Pekín logra dejar en el olvido la masacre de Tiananmen

Treinta años después, la amnesia colectiva es resultado de la eficaz censura y la vigilancia de la disidencia

Soldados, durante la bajada de bandera en Tiananmen
Soldados, durante la bajada de bandera en Tiananmen

Pekín | E. La Voz

Un aumento de la presencia policial y los controles en la plaza de Tiananmen es el único signo visible de una fecha muy incómoda para el Gobierno chino.
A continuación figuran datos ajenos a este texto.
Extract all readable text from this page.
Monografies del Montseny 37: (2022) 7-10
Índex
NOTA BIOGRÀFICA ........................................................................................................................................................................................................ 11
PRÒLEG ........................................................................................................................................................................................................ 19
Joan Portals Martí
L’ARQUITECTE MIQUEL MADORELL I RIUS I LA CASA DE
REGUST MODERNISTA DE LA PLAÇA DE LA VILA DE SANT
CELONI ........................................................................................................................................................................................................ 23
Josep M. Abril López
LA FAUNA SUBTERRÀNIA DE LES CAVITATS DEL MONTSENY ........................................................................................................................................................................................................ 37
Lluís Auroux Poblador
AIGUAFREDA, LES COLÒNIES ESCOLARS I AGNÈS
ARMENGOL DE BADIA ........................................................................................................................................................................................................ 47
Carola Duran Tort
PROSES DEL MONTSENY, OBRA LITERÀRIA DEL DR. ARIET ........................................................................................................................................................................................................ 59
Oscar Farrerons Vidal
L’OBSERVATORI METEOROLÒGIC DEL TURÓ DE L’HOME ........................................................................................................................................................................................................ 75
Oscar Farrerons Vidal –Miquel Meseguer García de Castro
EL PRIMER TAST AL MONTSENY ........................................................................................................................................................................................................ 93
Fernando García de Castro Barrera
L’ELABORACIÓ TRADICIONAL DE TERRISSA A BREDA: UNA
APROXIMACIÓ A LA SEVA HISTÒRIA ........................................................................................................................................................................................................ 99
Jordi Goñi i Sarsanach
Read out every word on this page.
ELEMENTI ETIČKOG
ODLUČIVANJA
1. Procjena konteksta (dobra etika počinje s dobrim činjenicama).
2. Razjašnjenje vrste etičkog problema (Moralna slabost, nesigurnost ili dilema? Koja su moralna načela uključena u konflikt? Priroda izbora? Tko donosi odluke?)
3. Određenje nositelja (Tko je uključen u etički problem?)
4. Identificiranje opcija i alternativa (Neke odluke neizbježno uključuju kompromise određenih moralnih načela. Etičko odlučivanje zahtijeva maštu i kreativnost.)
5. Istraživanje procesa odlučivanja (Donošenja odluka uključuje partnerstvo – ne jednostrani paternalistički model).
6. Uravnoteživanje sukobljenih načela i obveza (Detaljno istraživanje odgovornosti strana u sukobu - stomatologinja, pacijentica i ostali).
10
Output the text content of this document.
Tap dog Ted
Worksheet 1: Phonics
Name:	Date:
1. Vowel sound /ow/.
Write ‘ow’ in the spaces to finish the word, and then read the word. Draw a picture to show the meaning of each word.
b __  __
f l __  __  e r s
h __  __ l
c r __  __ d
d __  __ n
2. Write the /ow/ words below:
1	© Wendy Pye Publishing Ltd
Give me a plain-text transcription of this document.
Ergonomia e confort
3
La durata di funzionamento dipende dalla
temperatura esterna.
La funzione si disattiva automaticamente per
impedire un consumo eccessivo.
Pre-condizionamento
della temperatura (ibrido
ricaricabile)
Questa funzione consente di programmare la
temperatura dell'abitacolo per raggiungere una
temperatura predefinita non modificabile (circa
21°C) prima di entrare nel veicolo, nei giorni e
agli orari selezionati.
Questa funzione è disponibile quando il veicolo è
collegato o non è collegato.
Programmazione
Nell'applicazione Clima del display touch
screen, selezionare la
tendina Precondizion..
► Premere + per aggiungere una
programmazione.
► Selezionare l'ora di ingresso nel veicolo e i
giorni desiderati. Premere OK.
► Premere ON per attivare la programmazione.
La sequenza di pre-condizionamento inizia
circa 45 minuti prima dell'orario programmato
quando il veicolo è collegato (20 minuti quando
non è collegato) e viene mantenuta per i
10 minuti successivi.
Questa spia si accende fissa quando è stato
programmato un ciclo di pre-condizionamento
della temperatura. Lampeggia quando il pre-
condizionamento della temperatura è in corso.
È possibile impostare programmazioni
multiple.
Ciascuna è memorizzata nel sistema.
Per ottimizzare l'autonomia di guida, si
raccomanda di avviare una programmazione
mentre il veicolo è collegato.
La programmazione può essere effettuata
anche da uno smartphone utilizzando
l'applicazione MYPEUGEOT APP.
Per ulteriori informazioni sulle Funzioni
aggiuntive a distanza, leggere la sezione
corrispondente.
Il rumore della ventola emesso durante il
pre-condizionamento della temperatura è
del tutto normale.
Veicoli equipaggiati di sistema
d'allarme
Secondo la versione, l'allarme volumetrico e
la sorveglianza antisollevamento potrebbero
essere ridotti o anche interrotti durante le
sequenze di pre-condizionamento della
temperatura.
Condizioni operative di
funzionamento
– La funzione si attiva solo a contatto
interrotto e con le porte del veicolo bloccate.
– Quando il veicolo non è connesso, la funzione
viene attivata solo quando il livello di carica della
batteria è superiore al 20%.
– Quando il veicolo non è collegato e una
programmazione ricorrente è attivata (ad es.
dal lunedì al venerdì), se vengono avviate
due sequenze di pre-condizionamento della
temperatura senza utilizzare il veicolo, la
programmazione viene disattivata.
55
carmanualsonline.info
Este martes se cumplen 30 años de la masacre de Tiananmen con la que se aplastó el movimiento estudiantil que reivindicaba reformas. En estas tres décadas Pekín ha conseguido imponer con éxito el olvido colectivo sobre la represión de Tiananmen.

Las nuevas generaciones no han tenido oportunidad de conocer lo que sucedió y los mayores que lo vivieron no tiene interés en recordarlo. Un ejemplo es Chen Hua, una traductora empleada en una empresa extranjera, que asegura «es normal ignorar el pasado y evitar los problemas para conseguir cosas que beneficien a todos». La profesora Zhang no entiende lo que califica de empecinamiento de los extranjeros por un suceso que «pasó hace muchos años y se solucionó».

Esta especie de amnesia colectiva es el resultado de la eficaz combinación de la censura informativa y de una férrea vigilancia sobre el sistema educativo. El efectivo sistema de control sobre la información y los contenidos de Internet han aislado al país del exterior. Lo que se conoce como la «gran muralla de Internet» es un cortafuegos que impide acceder a información censurada. La última víctima ha sido Wikipedia, que desde abril ya no se puede consultar en China

Aumento de la represión

Y no hay que olvidar que a pesar de que han pasado tres décadas, el Gobierno mantiene la vigilancia sobre los disidentes. En vísperas del aniversario, el Ejecutivo ha aumentado la presión sobre activistas y familiares de víctimas con detenciones y arrestos domiciliarios o enviándolos de «vacaciones forzosas» lejos de Pekín para evitar que se produzcan incidentes y que hablen con la prensa extranjera.

En la noche del 3 al 4 junio de 1989, soldados y tanques del Ejército chino abrieron fuego para desalojar la plaza de Tiananmen, donde desde hacía dos meses se concentraban los estudiantes reclamando reformas básicas, como la lucha contra la corrupción, control del déficit y más transparencia, en un país en pleno proceso de apertura económica. Murieron entre 400 y 3.000 persona, según diferentes fuentes.

En el seno del Partido Comunista de China (PCCh) se enfrentaron renovadores, como Zhao Ziyang, que acabó defenestrado, y la vieja guardia conservadora, que se impuso y acabó de forma sangrienta con las protestas. El PCCh nunca ha hecho autocrítica, ni compensado a las víctimas. Mantiene la postura oficial que fue una acción necesaria ante un «acto de rebelión contrarrevolucionario». En un comunicado la directora para Asia Oriental de Amnistía Internacional, Roseann Rife, denuncia que la «represión no borrará el horror de la carnicería en Tiananmen» y que «un primer paso hacia la justicia sería permitir que los chinos, incluidos los padres cuyos hijos fueron asesinados, homenajearan a las víctimas del 4 de junio».

La China del 2019 es muy diferente a la de hace 30 años y no parece que quiera mirar hacia atrás. Está orgullosa de haberse convertido en la segunda economía del mundo, y si algo ha quedado claro en estos 30 años es que la clásica receta occidental de que el desarrollo económico conllevaría la apertura o democratización del régimen, no funciona en China.